Celem tego jest to, aby w rurki nie pozostały bąbelki, takie jak resztki. Więc kiedy wstrzykujemy, żaden pęcherzyk nie dostaje się do naszego urządzenia. Więc po prostu podłączamy rurkę do urządzenia i pozwalamy jej płynąć przez kolejne pięć minut, aby zastąpić całe wypłukanie, całe niezwiązane przeciwciało z urządzenia.
Po etapie mycia naprawimy komórki za pomocą 1% PFA. Ma to na celu to, aby urządzenie mogło być przechowywane przez kilka tygodni do kilku tygodni, jeśli obrazowanie można wykonać od razu.
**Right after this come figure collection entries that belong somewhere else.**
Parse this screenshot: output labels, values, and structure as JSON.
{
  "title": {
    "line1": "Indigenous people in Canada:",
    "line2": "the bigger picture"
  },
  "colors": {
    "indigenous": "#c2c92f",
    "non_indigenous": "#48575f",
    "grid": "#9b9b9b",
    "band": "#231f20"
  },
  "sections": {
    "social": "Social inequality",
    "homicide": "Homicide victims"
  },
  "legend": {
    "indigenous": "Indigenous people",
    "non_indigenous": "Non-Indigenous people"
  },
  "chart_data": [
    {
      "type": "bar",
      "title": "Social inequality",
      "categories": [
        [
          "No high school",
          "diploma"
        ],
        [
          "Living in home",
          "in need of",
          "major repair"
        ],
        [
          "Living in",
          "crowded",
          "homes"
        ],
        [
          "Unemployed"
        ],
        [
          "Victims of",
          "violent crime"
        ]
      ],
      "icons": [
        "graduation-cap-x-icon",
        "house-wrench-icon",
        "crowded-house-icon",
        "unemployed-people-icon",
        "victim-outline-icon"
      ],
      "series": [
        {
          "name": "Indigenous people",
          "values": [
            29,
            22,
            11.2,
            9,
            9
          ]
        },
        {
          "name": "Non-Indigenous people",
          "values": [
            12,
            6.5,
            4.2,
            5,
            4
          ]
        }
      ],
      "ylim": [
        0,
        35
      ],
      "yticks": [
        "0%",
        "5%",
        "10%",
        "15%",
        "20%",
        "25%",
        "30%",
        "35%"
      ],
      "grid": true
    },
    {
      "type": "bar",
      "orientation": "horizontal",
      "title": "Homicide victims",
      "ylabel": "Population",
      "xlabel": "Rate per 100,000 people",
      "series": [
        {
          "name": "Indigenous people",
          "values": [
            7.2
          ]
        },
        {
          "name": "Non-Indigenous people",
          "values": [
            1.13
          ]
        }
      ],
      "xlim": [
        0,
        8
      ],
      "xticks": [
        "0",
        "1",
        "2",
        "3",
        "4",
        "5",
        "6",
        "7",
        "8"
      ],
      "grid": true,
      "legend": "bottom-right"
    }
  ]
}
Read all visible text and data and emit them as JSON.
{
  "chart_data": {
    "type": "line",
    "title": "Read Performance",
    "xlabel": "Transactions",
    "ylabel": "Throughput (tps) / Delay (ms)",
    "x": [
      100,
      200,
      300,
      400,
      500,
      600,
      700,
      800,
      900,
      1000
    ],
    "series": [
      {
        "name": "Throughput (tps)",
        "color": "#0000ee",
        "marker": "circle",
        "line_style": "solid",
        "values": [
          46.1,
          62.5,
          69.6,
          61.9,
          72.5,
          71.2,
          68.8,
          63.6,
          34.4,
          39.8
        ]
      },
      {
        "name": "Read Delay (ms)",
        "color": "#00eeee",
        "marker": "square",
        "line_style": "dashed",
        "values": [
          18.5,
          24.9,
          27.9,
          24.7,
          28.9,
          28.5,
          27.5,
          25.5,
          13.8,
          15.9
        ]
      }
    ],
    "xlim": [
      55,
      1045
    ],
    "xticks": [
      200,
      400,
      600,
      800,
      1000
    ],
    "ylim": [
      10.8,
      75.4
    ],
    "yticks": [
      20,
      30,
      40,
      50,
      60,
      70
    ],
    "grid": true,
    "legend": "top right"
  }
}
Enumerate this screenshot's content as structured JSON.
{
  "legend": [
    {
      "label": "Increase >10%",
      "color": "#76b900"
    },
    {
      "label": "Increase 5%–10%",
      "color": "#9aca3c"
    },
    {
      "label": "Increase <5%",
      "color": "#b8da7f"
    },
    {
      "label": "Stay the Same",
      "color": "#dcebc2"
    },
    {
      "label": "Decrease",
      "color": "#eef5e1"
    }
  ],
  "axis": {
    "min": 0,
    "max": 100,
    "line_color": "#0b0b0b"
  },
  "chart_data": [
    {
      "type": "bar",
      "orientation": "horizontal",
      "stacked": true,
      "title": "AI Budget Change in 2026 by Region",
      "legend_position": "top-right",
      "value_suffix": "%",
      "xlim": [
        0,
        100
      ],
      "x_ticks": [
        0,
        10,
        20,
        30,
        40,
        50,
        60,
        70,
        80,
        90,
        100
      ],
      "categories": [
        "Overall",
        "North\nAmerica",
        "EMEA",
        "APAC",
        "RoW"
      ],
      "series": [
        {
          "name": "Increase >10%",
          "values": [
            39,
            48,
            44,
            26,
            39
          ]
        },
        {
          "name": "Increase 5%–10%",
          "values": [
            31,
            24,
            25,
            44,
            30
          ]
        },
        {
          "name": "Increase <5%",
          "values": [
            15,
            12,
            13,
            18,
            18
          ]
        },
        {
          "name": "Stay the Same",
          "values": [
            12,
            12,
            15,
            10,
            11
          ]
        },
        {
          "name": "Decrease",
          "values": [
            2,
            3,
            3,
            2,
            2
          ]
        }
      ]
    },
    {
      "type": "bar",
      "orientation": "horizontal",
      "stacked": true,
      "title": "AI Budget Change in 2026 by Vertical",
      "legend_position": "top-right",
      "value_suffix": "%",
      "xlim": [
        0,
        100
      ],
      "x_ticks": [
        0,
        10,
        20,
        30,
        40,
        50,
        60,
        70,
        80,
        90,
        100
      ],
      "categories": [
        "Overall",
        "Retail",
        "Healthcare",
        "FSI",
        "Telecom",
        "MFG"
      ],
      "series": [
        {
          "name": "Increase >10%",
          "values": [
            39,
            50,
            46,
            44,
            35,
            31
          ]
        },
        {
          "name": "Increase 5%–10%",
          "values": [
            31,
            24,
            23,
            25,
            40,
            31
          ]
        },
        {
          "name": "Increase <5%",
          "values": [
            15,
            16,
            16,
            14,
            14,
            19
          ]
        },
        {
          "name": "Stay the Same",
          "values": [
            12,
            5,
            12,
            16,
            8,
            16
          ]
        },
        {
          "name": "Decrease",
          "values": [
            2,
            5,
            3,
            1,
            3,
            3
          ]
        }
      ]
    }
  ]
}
Procedura jest więc dość prosta.
Jest to podobne do tego, co robiliśmy wcześniej. Ładujemy strzykawkę do pompy, dostosowujemy natężenie przepływu do tego, które chcieliśmy, a następnie uruchamiamy pompę strzykawkową i podłączamy rurkę do naszego urządzenia, aby wstrzyknąć roztwór paraform IDE, który jest utrwalaczem do naszego urządzenia w celu utrwalenia komórek. Ponownie pozwalamy mu płynąć przez około pięć minut.
Tak więc PFA zastępuje cały bufor w urządzeniu, aby naprawić wszystkie komórki w urządzeniu. Tak więc po etapie naprawy PFA po prostu zdejmujemy strzykawkę PFA i teraz urządzenie jest gotowe do obrazowania. W niektórych przypadkach ludzie chcą mieć barwienie jądra, które można pokazać do nałożenia na barwienie markerem powierzchni komórki.
W tym celu wykonamy barwienie jądra za pomocą DPI na końcu. Więc po prostu ładujemy strzykawkę DPI po włączeniu pompy strzykawkowej i przepływie DPI do naszego urządzenia. Więc teraz jądro zostanie zabarwione w tych komórkach, aby pokazać lokalizację komórek.
A ten, obraz barwienia DPI można później nałożyć na barwienie markerem powierzchniowym, aby pokazać, gdzie znajdują się komórki. Tak więc pod koniec barwienia DPI musimy ponownie zmyć pasmo L DPI P roztworem buforowym. Tak więc ponownie używamy PBS zawierającego 1% BSA do zmywania wychodzących dpi.
A operacja jest podobna do tego, co robiliśmy wcześniej. Po prostu podłączamy strzykawkę z buforem do naszego urządzenia i pozwalamy, aby bufor przepływał do urządzenia, aby zmyć niezwiązany dap. To jest cała procedura barwienia komórek w urządzeniu z mikropłynem.
A po wszystkich procedurach barwienia urządzenia są gotowe do obrazowania. A ponieważ przeprowadziliśmy naprawę PFA, urządzenia mogą być również przechowywane przez kilka tygodni. Jeśli obrazowanie nie może być wykonane od razu.
View the full transcript and gain access to thousands of scientific videos
Ten artykuł omawia przygotowanie i pakowanie zestawów eksperymentalnych do badań neuronaukowych. Każdy zestaw zawiera niezbędne komponenty, w tym strzykawki, bufory i protokoły, zapewniając badaczom wszystko potrzebne do ich eksperymentów.